I listened to the news from my old home state with curiosity this morning. The President was up in the suburbs of the Motor City yesterday, celebrating jobs provided by a German firm that happen to be located there. Mr. Obama thundered about the injustice of the Right To Work legislation that is working its way through the legislature.

The whole thing is sort of confusing. The bill apparently makes participation in unions voluntary, though of course that is already the law. Big Mama did not have to join the Teachers Union, for example, and she didn’t. She did not believe in strikes by public workers. The thing that irked her was that the union got her dues deducted from her check anyway.

I haven’t read the bill itself, so I consider myself as well informed as the Congressmen who voted for the Affordable Care Act. I gather that people who don’t have to give an involuntary contribution might not want to do so if they had a choice. Seems reasonable, and you can understand why the unions are so dead set against it.

I don’t know about the timing. This is a lame-duck session in the Michigan legislature. Apparently the Republicans have a bigger majority than they will have when they come back, and have decided to go for it. Governor Snyder has announced he is going to sign it, if it arrives on his desk as expected.

I am a little mystified by the new politics. The President’s appearance up in Michigan seems to be part of some campaign that never ends. The election was several weeks ago- my pal Space announced that he had just taken himself off suicide watch last week as he recovered.

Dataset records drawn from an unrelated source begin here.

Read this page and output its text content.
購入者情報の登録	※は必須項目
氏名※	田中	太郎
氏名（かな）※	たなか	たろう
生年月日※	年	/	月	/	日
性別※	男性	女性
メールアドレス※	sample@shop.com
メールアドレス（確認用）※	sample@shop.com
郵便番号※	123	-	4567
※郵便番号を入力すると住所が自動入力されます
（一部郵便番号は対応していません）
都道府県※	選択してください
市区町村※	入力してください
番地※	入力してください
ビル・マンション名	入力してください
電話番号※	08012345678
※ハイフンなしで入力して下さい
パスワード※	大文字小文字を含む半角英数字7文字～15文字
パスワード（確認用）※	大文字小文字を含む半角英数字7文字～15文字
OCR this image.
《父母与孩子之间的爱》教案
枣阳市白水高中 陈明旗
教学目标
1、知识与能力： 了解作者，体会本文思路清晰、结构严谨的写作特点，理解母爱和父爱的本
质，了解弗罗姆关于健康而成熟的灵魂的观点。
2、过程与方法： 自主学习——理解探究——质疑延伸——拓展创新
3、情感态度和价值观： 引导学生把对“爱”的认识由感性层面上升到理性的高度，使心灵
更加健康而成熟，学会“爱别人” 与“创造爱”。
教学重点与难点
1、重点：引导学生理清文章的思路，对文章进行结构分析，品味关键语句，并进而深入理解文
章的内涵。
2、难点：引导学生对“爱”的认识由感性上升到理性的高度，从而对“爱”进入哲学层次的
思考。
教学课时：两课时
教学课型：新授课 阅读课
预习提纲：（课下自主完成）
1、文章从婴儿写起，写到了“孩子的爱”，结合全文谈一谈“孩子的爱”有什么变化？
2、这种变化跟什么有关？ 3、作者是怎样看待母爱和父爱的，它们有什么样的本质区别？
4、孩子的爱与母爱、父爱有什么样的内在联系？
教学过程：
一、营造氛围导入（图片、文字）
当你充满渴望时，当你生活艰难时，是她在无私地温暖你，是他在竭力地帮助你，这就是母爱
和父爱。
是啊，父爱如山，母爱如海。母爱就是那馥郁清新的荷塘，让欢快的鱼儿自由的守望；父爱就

The Judge was sitting next to me at Willow. He was in town on some matters of personal health from his retreat up at Deep Creek. He opined that it was a pretty grand time to be retired, since now he can spend all his free time talking to doctors.

I just sighed. The President apparently thinks that going out to the hustings will encourage people to pressure the Republicans in the House to go along with raising taxes. I am puzzled by the approach- the GOP members all appear to be in safe districts created by their determined redistricting efforts, so I am not sure who the target audience is.

The Judge laughed. The Democrats in Maryland just redistricted his distant county in the pan-handle of the state out by West Virginia into a new spaghetti-shaped district that is concentrated in the DC suburbs. He shrugged. “There are more people at the mall in Montgomery County than there are in Garret County. That is the way this stuff works.” He took an appreciative sip of Willow’s Happy Hour White.

“But that means your vote is worthless,” I said. The Judge just smiled.

I assume the thrust of all this is for most of us to get on board with raising taxes on those millionaires-and-billionaires making more than two married GS-13 government employees in Montgomery County. I am pretty resigned to it happening, as are most folks I know. The concept is particularly popular if it is someone else’s taxes you are raising.

I would be OK if they just raised Warren Buffet’s taxes, or maybe him and Matt Damon and those Hollywood people who are onboard with the concept. I mean, if you had a choice, would you willingly shell out money you didn’t have to?

Mr. Obama took advantage of a supportive audience yesterday to get beyond the tax thing and speak about the right-to-work legislation that might be passed today. Governor Snyder used to say that he did not have this on his agenda, but has changed course and announced he will sign it.

The news is reporting that buses are heading for the state capital in Lansing from all over, and so many teachers will be there that several school districts have announced closures.

It is about the kids, I understand.

The circus that occurred in Wisconsin when Scott Walker did this is probably a pretty good template for what is going to go on today, and I wish I was going to be there to see it.

Unfortunately, I have got to work.

More on all this tomorrow. With all the paint-chipping going on next door, I can barely hear myself think. I imagine the legislators in Michigan are going to be feeling the same way.